Thursday, February 22, 2007

To Hell With Love?

I know that it has been exactly a month since I updated this thing, and I do apologize. I suppose I was waiting for something to particularly incense me, and that something happened today.

I was skimming Dawn Eden's blog (because we all know I am borderline obsessed with her) and saw a small reference to a recent Washington Post Article (aptly published on February 14th) called "Love's Labor's Lost."

This article details the hesitancy of women to "fall in love" or "pursue romance" in favor of what Lloyd Kolbe, a health education professor at Indiana University-Bloomington, says is the "purposely uncaring" nature of hooking up.

I think I just threw up a little in my mouth. Yes Mr. Kolbe, women WANT to shrug off the intimacy and caring nature of a relationship for one night stands. We LIKE feeling like we have to be pawns in a huge game with horrible odds of winning.

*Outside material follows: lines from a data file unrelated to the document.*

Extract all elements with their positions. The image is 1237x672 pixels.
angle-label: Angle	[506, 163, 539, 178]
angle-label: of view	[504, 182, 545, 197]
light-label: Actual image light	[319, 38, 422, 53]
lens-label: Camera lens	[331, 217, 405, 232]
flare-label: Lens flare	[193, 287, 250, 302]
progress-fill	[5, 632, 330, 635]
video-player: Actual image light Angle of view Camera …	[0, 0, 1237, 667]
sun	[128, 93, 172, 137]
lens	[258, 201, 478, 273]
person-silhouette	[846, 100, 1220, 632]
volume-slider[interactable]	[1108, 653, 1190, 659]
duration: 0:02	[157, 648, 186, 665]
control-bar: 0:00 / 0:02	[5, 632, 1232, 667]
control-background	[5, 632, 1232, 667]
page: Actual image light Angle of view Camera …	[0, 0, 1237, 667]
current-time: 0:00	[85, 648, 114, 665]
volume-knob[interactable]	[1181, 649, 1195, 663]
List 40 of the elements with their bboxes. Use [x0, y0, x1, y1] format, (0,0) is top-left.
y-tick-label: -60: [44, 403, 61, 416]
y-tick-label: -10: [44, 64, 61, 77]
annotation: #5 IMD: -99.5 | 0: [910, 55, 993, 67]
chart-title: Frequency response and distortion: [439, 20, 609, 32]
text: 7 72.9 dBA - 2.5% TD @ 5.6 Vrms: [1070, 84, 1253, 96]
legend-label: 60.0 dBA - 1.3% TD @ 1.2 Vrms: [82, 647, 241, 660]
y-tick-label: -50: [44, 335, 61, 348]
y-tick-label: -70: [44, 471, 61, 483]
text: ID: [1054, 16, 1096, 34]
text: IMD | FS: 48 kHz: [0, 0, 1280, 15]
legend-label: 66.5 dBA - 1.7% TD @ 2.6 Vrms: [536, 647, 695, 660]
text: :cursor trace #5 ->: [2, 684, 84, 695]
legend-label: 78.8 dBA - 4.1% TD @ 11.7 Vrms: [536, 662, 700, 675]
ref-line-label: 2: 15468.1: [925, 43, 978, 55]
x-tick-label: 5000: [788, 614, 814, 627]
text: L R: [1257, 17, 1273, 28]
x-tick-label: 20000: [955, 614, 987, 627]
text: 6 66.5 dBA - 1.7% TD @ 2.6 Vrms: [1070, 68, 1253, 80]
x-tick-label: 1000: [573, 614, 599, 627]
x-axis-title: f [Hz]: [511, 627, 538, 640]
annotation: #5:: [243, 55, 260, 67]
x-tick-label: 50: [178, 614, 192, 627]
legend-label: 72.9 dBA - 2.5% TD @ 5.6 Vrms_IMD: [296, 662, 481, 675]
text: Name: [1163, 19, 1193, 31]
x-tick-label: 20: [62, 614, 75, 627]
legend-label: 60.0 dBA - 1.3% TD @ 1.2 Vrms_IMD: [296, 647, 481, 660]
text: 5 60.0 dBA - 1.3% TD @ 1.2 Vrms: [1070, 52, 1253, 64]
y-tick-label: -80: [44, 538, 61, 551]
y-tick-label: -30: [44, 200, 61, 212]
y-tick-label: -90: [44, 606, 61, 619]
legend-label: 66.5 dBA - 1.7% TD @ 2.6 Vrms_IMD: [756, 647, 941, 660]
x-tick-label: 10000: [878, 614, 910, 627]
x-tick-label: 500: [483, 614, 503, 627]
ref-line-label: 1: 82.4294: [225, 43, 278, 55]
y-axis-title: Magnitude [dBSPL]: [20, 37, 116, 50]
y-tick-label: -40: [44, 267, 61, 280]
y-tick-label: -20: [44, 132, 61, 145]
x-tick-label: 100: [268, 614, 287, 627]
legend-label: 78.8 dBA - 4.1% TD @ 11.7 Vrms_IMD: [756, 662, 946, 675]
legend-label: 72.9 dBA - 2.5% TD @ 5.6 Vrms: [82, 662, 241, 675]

Instead, I would challenge you to think about the hypocrisy of today's 20 something culture. Of course the women interviewed in this article are afraid to fall in love.

Let's look at both sides of the spectrum. First, we have the Dawn Eden supporters. The women who truly want to be chaste. Believe me, that conversation with Mr. "Sex is one of the key factors in determining relationship compatibility" is incredibly awkward and almost always assures that you won't be getting a phone call for a second date. *News flash* today's culture requires the hookup before the THOUGHT of a relationship. Personal example: I recently asked my friends their opinion on when the appropriate time is to ask where a dating relationship is going. What is consensus of the world? "A hook-up, quasi relationship status must last a MONTH before the topic can be broached. Anything less would be smothering... just have fun hooking up and if it progresses further, great." And you wonder why women are afraid of love. They have to give all of themselves before they can even be considered a candidate for the program.

Ok, so you're not subscribing to the chastity mantra. Perhaps you are fine with the idea of casual sex. That doesn't mean that you cannot see a time and place for a romantic relationship as well. The "sexual freedom" mantra of radical 70's feminism has made it nearly impossible for women to be sexual creatures and still want more. It's an all or nothing world. You are either going to have sex like a man with no ties, deriving power and confidence from your exploits or you are being used and abused. There is no happy medium.

I just cannot believe this article would imply that it is solely women's hesitancy to fall in love that is causing us to not know how to have relationships, to not know how to develop the fundamental pillars of caring for other people. No, it is the virgin/slut dichotomy that we are faced with everyday. It is the death of chivalry and the degradation of EXPECTED masculine respect for women.

It's not LOVE that confuses us. It's everything else surrounding love that tortures us. It is like love is at the center of a labrynth and we are all stuck at different dead ends with no map in sight.

1 comment:

Anonymous said...

Interesting thoughts. I didn't read the WaPo article, but I just wanted to leave some comments.

In general, I like the site. Blogging is fun; just be careful and cognizant of what you say. You never know who will be looking.

I also wanted to relate to you some memories of high school on Valentine's Day. There were always three types of people on Valentine's day. Those girls who dressed in black precisely because it was V's day, those guys and girls who wore the appropriate colors (b/c they were in love or just enjoyed being festive), and everyone else who didn't care. Does that sound at all familiar to you??

And my last comment about the last paragraph where you write: It's not LOVE that confuses us. It's everything else surrounding love that tortures us. It is like love is at the center of a labrynth and we are all stuck at different dead ends with no map in sight.

I think you just provided us just one of the many definitions of love. Love is what it is surrounded by, there is no other way to define love (or any other word or feeling) without drawing from other things and experiences.

Just some food for thought. And again, I am glad to be reading your interesting thoughts.